![]() |
| Surat Pengunduran Diri Ibu Nurmin |
MUNA BARAT, SULTRAPOS.ID – Polemik dugaan rangkap jabatan Bendahara Desa Tangkumaho yang juga menjabat sebagai Bendahara Koperasi Desa (Kopdes) Merah Putih akhirnya mendapat klarifikasi resmi dari Kepala Desa Tangkumaho, Kecamatan Napano Kusambi, Kabupaten Muna Barat, La Ode Hallo.
Menjawab sorotan publik yang kian menguat, La Ode Hallo menegaskan bahwa bendahara desa yang dipersoalkan sebelumnya sudah mengundurkan diri dari jabatan Bendahara Kopdes Merah Putih sejak akhir tahun 2025 setelah diketahui adanya larangan tegas dalam regulasi nasional.
“Yang bersangkutan sudah lama mengundurkan diri. Saat itu memang dalam kondisi mendesak karena koperasi harus segera dibentuk. Namun setelah kami memahami aturan secara utuh, bendahara desa diminta untuk mundur,” ujar La Ode Hallo saat dikonfirmasi, Kamis (28/1/2026).
Sebagai bentuk transparansi, La Ode Hallo bahkan menunjukkan surat pengunduran diri resmi yang ditandatangani langsung oleh Nurmin, warga Desa Tangkumaho yang sebelumnya menjabat sebagai Bendahara Kopdes Merah Putih.
Dalam surat tersebut, Nurmin menyatakan secara sadar dan tanpa paksaan mengundurkan diri dari jabatannya sebagai Bendahara Kopdes.
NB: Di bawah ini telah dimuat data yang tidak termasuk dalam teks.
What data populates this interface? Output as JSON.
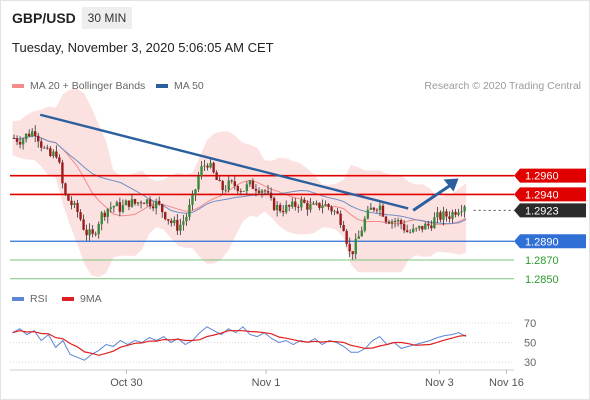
{
  "header": {
    "symbol": "GBP/USD",
    "timeframe": "30 MIN",
    "datetime": "Tuesday, November 3, 2020 5:06:05 AM CET",
    "copyright": "Research © 2020 Trading Central"
  },
  "legend": {
    "price": [
      {
        "label": "MA 20 + Bollinger Bands",
        "color": "#f28b8b"
      },
      {
        "label": "MA 50",
        "color": "#2c5f9e"
      }
    ],
    "rsi": [
      {
        "label": "RSI",
        "color": "#5b86d6"
      },
      {
        "label": "9MA",
        "color": "#e02020"
      }
    ]
  },
  "chart_data": {
    "type": "candlestick",
    "ylim": [
      1.2838,
      1.3045
    ],
    "x_labels": [
      "Oct 30",
      "Nov 1",
      "Nov 3",
      "Nov 16"
    ],
    "levels": [
      {
        "value": "1.2960",
        "price": 1.296,
        "kind": "resistance"
      },
      {
        "value": "1.2940",
        "price": 1.294,
        "kind": "resistance"
      },
      {
        "value": "1.2923",
        "price": 1.2923,
        "kind": "current"
      },
      {
        "value": "1.2890",
        "price": 1.289,
        "kind": "pivot"
      },
      {
        "value": "1.2870",
        "price": 1.287,
        "kind": "support"
      },
      {
        "value": "1.2850",
        "price": 1.285,
        "kind": "support"
      }
    ],
    "price_path": [
      1.3,
      1.2998,
      1.3005,
      1.3008,
      1.299,
      1.298,
      1.2985,
      1.294,
      1.293,
      1.292,
      1.29,
      1.2895,
      1.2915,
      1.2925,
      1.2928,
      1.2925,
      1.2932,
      1.293,
      1.2935,
      1.2932,
      1.293,
      1.292,
      1.291,
      1.2905,
      1.2915,
      1.2935,
      1.2965,
      1.2975,
      1.296,
      1.2945,
      1.295,
      1.295,
      1.2945,
      1.295,
      1.2948,
      1.2945,
      1.293,
      1.2925,
      1.2925,
      1.2927,
      1.2932,
      1.2928,
      1.2925,
      1.293,
      1.2927,
      1.292,
      1.291,
      1.2875,
      1.289,
      1.2912,
      1.2925,
      1.293,
      1.2915,
      1.2912,
      1.291,
      1.29,
      1.29,
      1.2905,
      1.2907,
      1.2915,
      1.2917,
      1.2918,
      1.2925,
      1.293
    ],
    "trendline": [
      [
        1.3025,
        0.06
      ],
      [
        1.2925,
        0.79
      ]
    ],
    "forecast_arrow": [
      [
        1.2923,
        0.8
      ],
      [
        1.2957,
        0.89
      ]
    ],
    "rsi_ylim": [
      20,
      80
    ],
    "rsi_ticks": [
      70,
      50,
      30
    ],
    "rsi_path": [
      60,
      64,
      58,
      62,
      52,
      58,
      45,
      52,
      38,
      35,
      32,
      38,
      42,
      48,
      46,
      52,
      48,
      52,
      50,
      55,
      52,
      56,
      50,
      54,
      48,
      52,
      60,
      66,
      62,
      58,
      64,
      60,
      66,
      58,
      56,
      60,
      54,
      50,
      52,
      48,
      52,
      50,
      54,
      48,
      52,
      50,
      46,
      40,
      40,
      44,
      52,
      56,
      48,
      50,
      44,
      46,
      48,
      50,
      52,
      55,
      57,
      58,
      60,
      56
    ]
  }
}
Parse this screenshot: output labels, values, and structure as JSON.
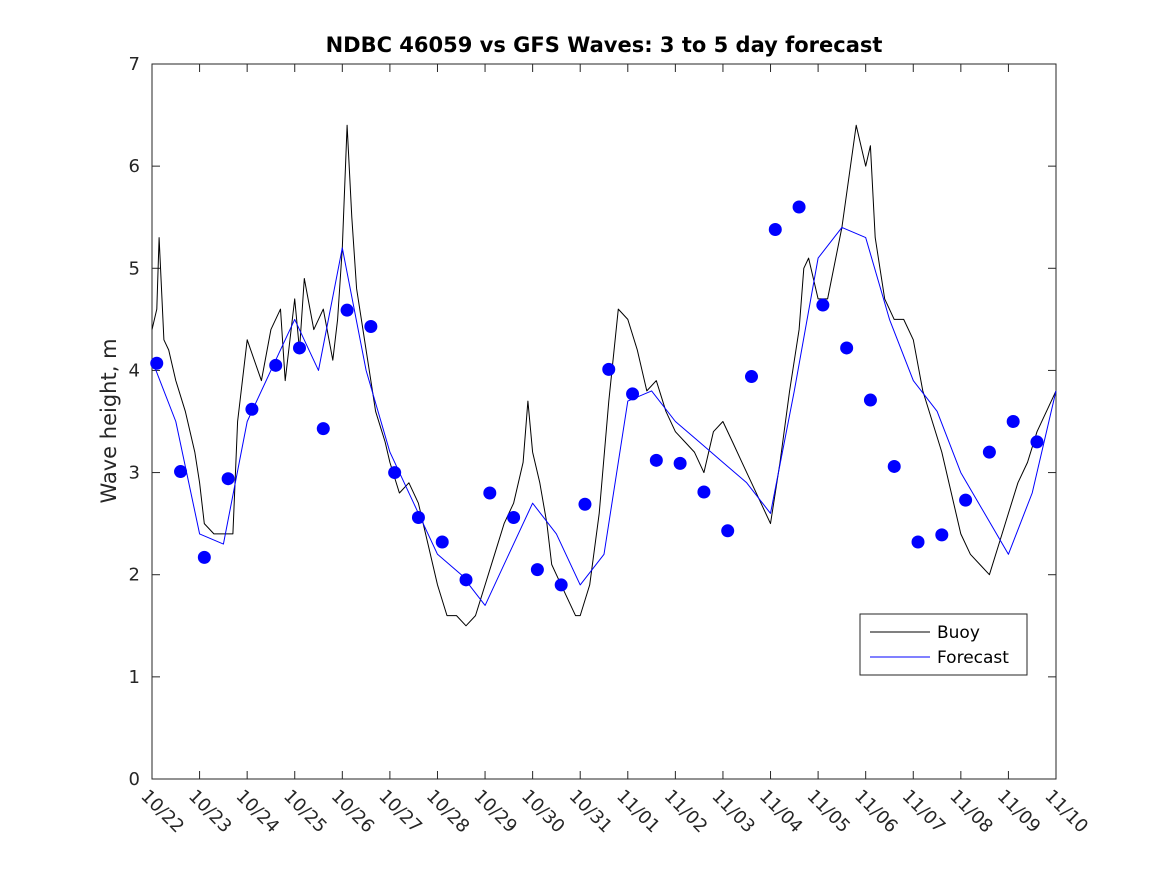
{
  "chart_data": {
    "type": "line",
    "title": "NDBC 46059 vs GFS Waves: 3 to 5 day forecast",
    "xlabel": "",
    "ylabel": "Wave height, m",
    "xlim": [
      0,
      19
    ],
    "ylim": [
      0,
      7
    ],
    "yticks": [
      0,
      1,
      2,
      3,
      4,
      5,
      6,
      7
    ],
    "xtick_labels": [
      "10/22",
      "10/23",
      "10/24",
      "10/25",
      "10/26",
      "10/27",
      "10/28",
      "10/29",
      "10/30",
      "10/31",
      "11/01",
      "11/02",
      "11/03",
      "11/04",
      "11/05",
      "11/06",
      "11/07",
      "11/08",
      "11/09",
      "11/10"
    ],
    "legend": {
      "position": "lower-right",
      "entries": [
        "Buoy",
        "Forecast"
      ]
    },
    "colors": {
      "buoy": "#000000",
      "forecast": "#0000ff",
      "markers": "#0000ff"
    },
    "series": [
      {
        "name": "Buoy",
        "type": "line",
        "x": [
          0,
          0.1,
          0.15,
          0.25,
          0.35,
          0.5,
          0.7,
          0.9,
          1.0,
          1.1,
          1.3,
          1.5,
          1.7,
          1.8,
          2.0,
          2.3,
          2.5,
          2.7,
          2.8,
          3.0,
          3.1,
          3.2,
          3.4,
          3.6,
          3.8,
          3.9,
          4.0,
          4.1,
          4.2,
          4.3,
          4.5,
          4.7,
          4.9,
          5.0,
          5.2,
          5.4,
          5.6,
          5.8,
          6.0,
          6.2,
          6.4,
          6.6,
          6.8,
          7.0,
          7.2,
          7.4,
          7.6,
          7.8,
          7.9,
          8.0,
          8.15,
          8.3,
          8.4,
          8.5,
          8.7,
          8.9,
          9.0,
          9.2,
          9.4,
          9.6,
          9.8,
          10.0,
          10.2,
          10.4,
          10.6,
          10.8,
          11.0,
          11.2,
          11.4,
          11.6,
          11.8,
          12.0,
          12.2,
          12.4,
          12.6,
          12.8,
          13.0,
          13.2,
          13.4,
          13.6,
          13.7,
          13.8,
          14.0,
          14.2,
          14.5,
          14.8,
          15.0,
          15.1,
          15.2,
          15.4,
          15.6,
          15.8,
          16.0,
          16.2,
          16.4,
          16.6,
          16.8,
          17.0,
          17.2,
          17.4,
          17.6,
          17.8,
          18.0,
          18.2,
          18.4,
          18.6,
          18.8,
          19.0
        ],
        "y": [
          4.4,
          4.6,
          5.3,
          4.3,
          4.2,
          3.9,
          3.6,
          3.2,
          2.9,
          2.5,
          2.4,
          2.4,
          2.4,
          3.5,
          4.3,
          3.9,
          4.4,
          4.6,
          3.9,
          4.7,
          4.2,
          4.9,
          4.4,
          4.6,
          4.1,
          4.5,
          5.2,
          6.4,
          5.5,
          4.8,
          4.2,
          3.6,
          3.3,
          3.1,
          2.8,
          2.9,
          2.7,
          2.3,
          1.9,
          1.6,
          1.6,
          1.5,
          1.6,
          1.9,
          2.2,
          2.5,
          2.7,
          3.1,
          3.7,
          3.2,
          2.9,
          2.5,
          2.1,
          2.0,
          1.8,
          1.6,
          1.6,
          1.9,
          2.6,
          3.7,
          4.6,
          4.5,
          4.2,
          3.8,
          3.9,
          3.6,
          3.4,
          3.3,
          3.2,
          3.0,
          3.4,
          3.5,
          3.3,
          3.1,
          2.9,
          2.7,
          2.5,
          3.1,
          3.8,
          4.4,
          5.0,
          5.1,
          4.7,
          4.7,
          5.4,
          6.4,
          6.0,
          6.2,
          5.3,
          4.7,
          4.5,
          4.5,
          4.3,
          3.8,
          3.5,
          3.2,
          2.8,
          2.4,
          2.2,
          2.1,
          2.0,
          2.3,
          2.6,
          2.9,
          3.1,
          3.4,
          3.6,
          3.8
        ]
      },
      {
        "name": "Forecast",
        "type": "line",
        "x": [
          0,
          0.5,
          1.0,
          1.5,
          2.0,
          2.5,
          3.0,
          3.5,
          4.0,
          4.5,
          5.0,
          5.5,
          6.0,
          6.5,
          7.0,
          7.5,
          8.0,
          8.5,
          9.0,
          9.5,
          10.0,
          10.5,
          11.0,
          11.5,
          12.0,
          12.5,
          13.0,
          13.5,
          14.0,
          14.5,
          15.0,
          15.5,
          16.0,
          16.5,
          17.0,
          17.5,
          18.0,
          18.5,
          19.0
        ],
        "y": [
          4.1,
          3.5,
          2.4,
          2.3,
          3.5,
          4.0,
          4.5,
          4.0,
          5.2,
          4.0,
          3.2,
          2.7,
          2.2,
          2.0,
          1.7,
          2.2,
          2.7,
          2.4,
          1.9,
          2.2,
          3.7,
          3.8,
          3.5,
          3.3,
          3.1,
          2.9,
          2.6,
          3.8,
          5.1,
          5.4,
          5.3,
          4.5,
          3.9,
          3.6,
          3.0,
          2.6,
          2.2,
          2.8,
          3.8
        ]
      },
      {
        "name": "Forecast markers",
        "type": "scatter",
        "x": [
          0.1,
          0.6,
          1.1,
          1.6,
          2.1,
          2.6,
          3.1,
          3.6,
          4.1,
          4.6,
          5.1,
          5.6,
          6.1,
          6.6,
          7.1,
          7.6,
          8.1,
          8.6,
          9.1,
          9.6,
          10.1,
          10.6,
          11.1,
          11.6,
          12.1,
          12.6,
          13.1,
          13.6,
          14.1,
          14.6,
          15.1,
          15.6,
          16.1,
          16.6,
          17.1,
          17.6,
          18.1,
          18.6
        ],
        "y": [
          4.07,
          3.01,
          2.17,
          2.94,
          3.62,
          4.05,
          4.22,
          3.43,
          4.59,
          4.43,
          3.0,
          2.56,
          2.32,
          1.95,
          2.8,
          2.56,
          2.05,
          1.9,
          2.69,
          4.01,
          3.77,
          3.12,
          3.09,
          2.81,
          2.43,
          3.94,
          5.38,
          5.6,
          4.64,
          4.22,
          3.71,
          3.06,
          2.32,
          2.39,
          2.73,
          3.2,
          3.5,
          3.3
        ]
      }
    ]
  }
}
Surat itu ditujukan langsung kepada Kepala Desa Tangkumaho dan berlaku efektif mulai 2 Desember 2025.
Pengunduran diri tersebut, kata La Ode Hallo, didasarkan pada Petunjuk Pelaksanaan Menteri Koperasi Republik Indonesia Nomor 01 Tahun 2025, khususnya BAB III huruf A angka 4, yang secara tegas melarang perangkat desa menjadi pengurus Koperasi Merah Putih.
Dalam suratnya, Nurmin juga menuliskan alasan pengunduran diri sebagai bentuk kepatuhan terhadap aturan. Salah satu kutipan dalam dokumen itu menyebutkan bahwa pengurus koperasi tidak boleh berasal dari unsur pimpinan atau perangkat desa, sehingga dirinya memilih mundur demi menjaga legalitas Kopdes Merah Putih.
Selain itu, Nurmin turut menyampaikan ucapan terima kasih atas kepercayaan yang telah diberikan kepadanya selama menjadi bagian dari pengurus koperasi, sebelum akhirnya memilih mengundurkan diri demi menghindari konflik kepentingan.
La Ode Hallo menambahkan, hingga kini pergantian pengurus Bendahara Kopdes belum dilakukan secara definitif, karena pemerintah desa ingin mengembalikan prosesnya kepada mekanisme demokratis melalui anggota koperasi.
“Pergantian pengurus harus melalui anggota koperasi. Kami tidak ingin melanggar aturan lagi. Setelah Kopdes berjalan normal, akan dilakukan pemilihan sesuai mekanisme,” tegasnya.
Namun demikian, hingga berita ini diterbitkan, Nurmin selaku Bendahara Desa yang sebelumnya merangkap sebagai Bendahara Kopdes Merah Putih belum memberikan klarifikasi langsung kepada publik. Upaya konfirmasi yang dilakukan awak media belum mendapat tanggapan.
Dengan adanya klarifikasi dan bukti dokumen pengunduran diri tersebut, Pemerintah Desa Tangkumaho berharap polemik yang berkembang di tengah masyarakat dapat dilihat secara lebih utuh, objektif, dan proporsional, sekaligus menjadi pelajaran penting tentang pentingnya kepatuhan terhadap regulasi dalam pengelolaan koperasi desa.